Antes do 25 de Abril, numa pequena aldeia de Trás-os-Montes
Nascida em 1974, natural de Paris, França.
Farmacêutica.
Antes do 25 de Abril, numa pequena aldeia de Trás-os-Montes
Antes do 25 de Abril, numa pequena aldeia do concelho de Montalegre, em Trás-os-Montes, os meus pais viviam com o mínimo e ainda assim para eles poderia ser considerado o melhor para aquele tempo.
Falo mais da família da minha mãe, que conheci melhor, sendo o meu avô de uma família de agricultores um pouco mais abastada pois possuía alguns terrenos e algumas cabeças de gado. A minha avó, 22 anos mais nova que o meu avô, começou a sua vida adulta como servente na casa do “senhor” e mais tarde viria a ser mãe dos seus sete filhos e posteriormente sua esposa. Muitas bocas para alimentar, onde todos tinham de trabalhar, ajudar no campo, ajudar com os animais, na lida da casa e cuidar dos irmãos mais novos. Ainda assim, conseguiram estudar até à chamada 4ª classe que era o que os pais conseguiam proporcionar naquela altura. Os colchões eram de palha, onde dormiam dois ou três, não havia eletricidade nem água canalizada, ninguém sabia o que era uma televisão e muito menos um telefone. No entanto, ouço a minha mãe falar de crianças felizes que partilhavam um pedaço de pão e uma sardinha dividida em dois e que pulavam de alegria quando havia um bailarico e vestiam qualquer coisinha melhor e calçavam os sapatos de domingo. Passavam algumas horas na escola e depois ajudavam os meus avós nas sementeiras, nas colheitas, a cortar lenha para o inverno…. Enfim, tudo o que uma vida de agricultor acarretava à moda antiga.
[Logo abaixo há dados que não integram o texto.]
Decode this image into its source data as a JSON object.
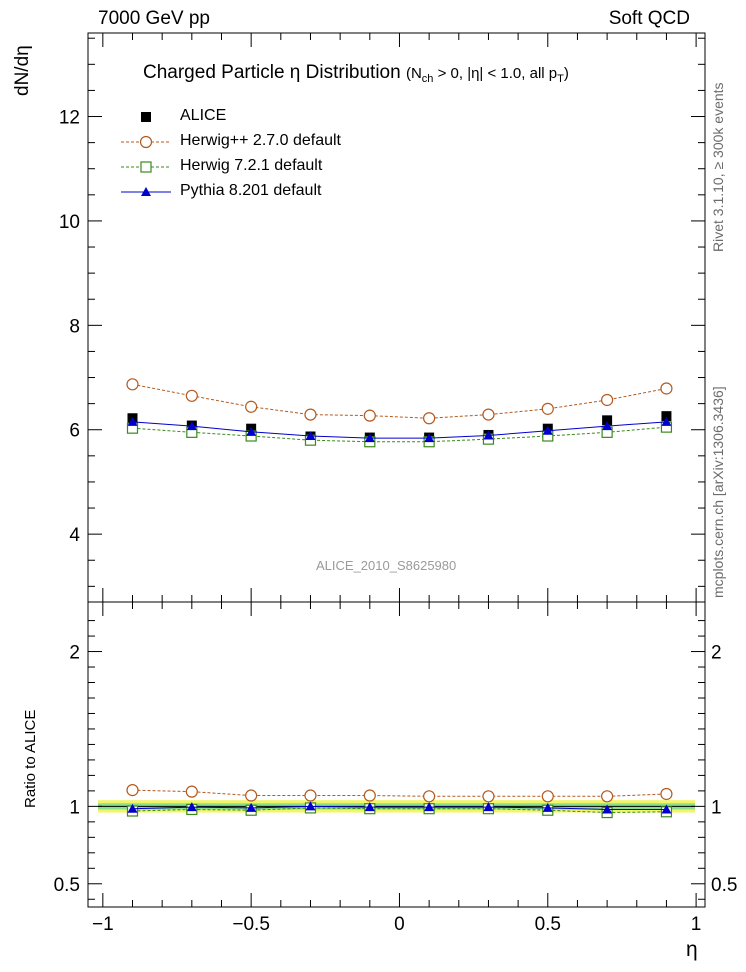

Chegando à idade de 18, 19 anos era a altura de casar e lutar pela própria vida. Os meus pais, graças aos meus avós maternos que venderam peças de gado e alqueires de centeio para pagar ao “passador” foram “a salto”, em 1969, tentar a sorte noutro país. Atravessaram a pé a fronteira espanhola e depois foram apanhar um comboio até França, onde os aguardava a irmã mais velha do meu pai que já tinha emigrado mais cedo. Assim iniciaram uma nova etapa das suas vidas que se revelou mais difícil ao princípio porque tiveram que aprender a língua, foi o afastamento da família, a adaptação a uma nova cultura, a novas pessoas e o contacto com um trabalho que nunca tinham feito. Vou citar um exemplo de uma senhora para quem a minha mãe trabalhou e é um sinal de como os tempos e as pessoas mudaram: a “patroa” pediu à minha mãe para ir comprar uma revista, mas a minha mãe não soube onde se dirigir para fazer essa compra e regressou a casa sem a revista. A senhora, muito gentilmente, foi acompanhar a minha mãe ao quiosque para lhe dizer onde comprar a revista e já ficava a saber para a próxima vez. Hoje em dia, talvez não existisse essa simpatia… Esta primeira onda de emigração teve trabalhos mais difíceis, como nas obras, nas limpezas, mas foi o que lhes permitiu fazerem algumas poupanças para proporcionarem melhores vidas aos filhos e investirem no seu país onde construíram as suas casas para um dia mais tarde regressarem.
Assim aconteceu com os meus pais, que após 40 anos de vida de emigrantes, regressaram à sua aldeia onde vivem confortavelmente e cultivam a sua horta, graças ao esforço de uma vida de trabalho cá e lá fora. Tudo é um aprendizado.